Obfuscating Stupidity: At Krstic's party, Max is undercover as a "retarded stable boy". To reinforce it, when 99 is telling this to Krstic, she instructs Max to go help himself to some punch, while drawing out every single syllable to emphasize his supposedly short attention span.
Ode to Joy: The villains' evil plan is to trigger a bomb at the end of this piece, killing the President and many others.
Besides being a plot point, it served as a practical reason to justify the pairing of Steve Carell and Anne Hathaway, who are separated in age by 20 years.
One Dialogue, Two Conversations: When Max speaks to the bakery lady, he tries to drop hints that he's trying to locate the secret nuclear base. However, his choice of words leads her to think that he's hitting on her. Max then comments, "I don't think we're on the same page. I am here because Ladislas Krstic sent me."
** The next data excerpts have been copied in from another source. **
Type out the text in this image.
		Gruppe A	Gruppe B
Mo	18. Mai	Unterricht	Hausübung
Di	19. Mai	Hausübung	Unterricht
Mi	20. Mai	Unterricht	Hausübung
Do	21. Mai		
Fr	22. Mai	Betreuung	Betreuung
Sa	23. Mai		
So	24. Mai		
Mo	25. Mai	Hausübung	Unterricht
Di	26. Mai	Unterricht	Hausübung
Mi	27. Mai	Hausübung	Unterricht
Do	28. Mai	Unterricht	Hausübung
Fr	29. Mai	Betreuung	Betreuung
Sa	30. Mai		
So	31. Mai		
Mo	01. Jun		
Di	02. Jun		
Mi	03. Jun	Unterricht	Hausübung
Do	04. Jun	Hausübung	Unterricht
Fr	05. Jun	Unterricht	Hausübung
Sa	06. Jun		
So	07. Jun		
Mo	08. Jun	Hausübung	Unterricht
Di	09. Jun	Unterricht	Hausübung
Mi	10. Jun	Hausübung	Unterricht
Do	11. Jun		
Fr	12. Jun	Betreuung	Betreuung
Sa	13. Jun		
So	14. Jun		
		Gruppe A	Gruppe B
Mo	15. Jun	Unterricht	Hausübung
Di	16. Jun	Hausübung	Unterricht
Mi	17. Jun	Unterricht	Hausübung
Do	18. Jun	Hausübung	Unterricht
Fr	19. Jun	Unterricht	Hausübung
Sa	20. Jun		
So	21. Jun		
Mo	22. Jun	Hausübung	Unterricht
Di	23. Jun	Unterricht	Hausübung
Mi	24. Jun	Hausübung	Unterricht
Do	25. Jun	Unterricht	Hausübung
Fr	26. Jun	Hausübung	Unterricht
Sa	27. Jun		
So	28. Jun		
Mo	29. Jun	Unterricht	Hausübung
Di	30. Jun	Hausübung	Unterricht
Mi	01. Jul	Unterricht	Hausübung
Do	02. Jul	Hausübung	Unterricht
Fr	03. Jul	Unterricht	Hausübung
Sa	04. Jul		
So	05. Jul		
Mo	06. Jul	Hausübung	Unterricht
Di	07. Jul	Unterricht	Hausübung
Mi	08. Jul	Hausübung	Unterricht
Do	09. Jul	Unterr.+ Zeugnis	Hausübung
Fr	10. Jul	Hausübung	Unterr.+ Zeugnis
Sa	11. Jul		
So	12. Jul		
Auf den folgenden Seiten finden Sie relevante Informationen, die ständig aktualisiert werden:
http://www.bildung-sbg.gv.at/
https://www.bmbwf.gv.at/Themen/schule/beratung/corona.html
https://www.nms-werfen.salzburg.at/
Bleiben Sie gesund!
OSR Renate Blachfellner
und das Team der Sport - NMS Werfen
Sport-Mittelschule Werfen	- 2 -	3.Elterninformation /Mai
Remake Cameo: Bernie Kopell, who played Siegfried in the show. Here, he's an Opel driver who stops when Max flags him down, complaining to him that he could be hit by a car.... at which point the driver himself is rear-ended by an SUV.
Maxwell Smart: Well, that was ironic.
James Cann, here playing the President, played a swashbuckling villian in an episode of the Original Series.
Shoe Phone: A number of gadgets from the original show are seen in the museum above CONTROL headquarters. And it introduces a number of new ones such as the Geiger counter watch. And Max gets to use the actual Shoe Phone
Steel Eardrums: Averted through an unusual method. In the paintball course, 23 fires a surprise shot at a target, his gun inches from Max's ear. In the next scene, as Max is talking to the chief, he still feels a ringing sensation in his ear.
Take Our Word for It: We never actually see the cell phone video the President received of the Chief tackling the Vice-President. We do, however, get to see Agents 99's and 23's impressed reactions.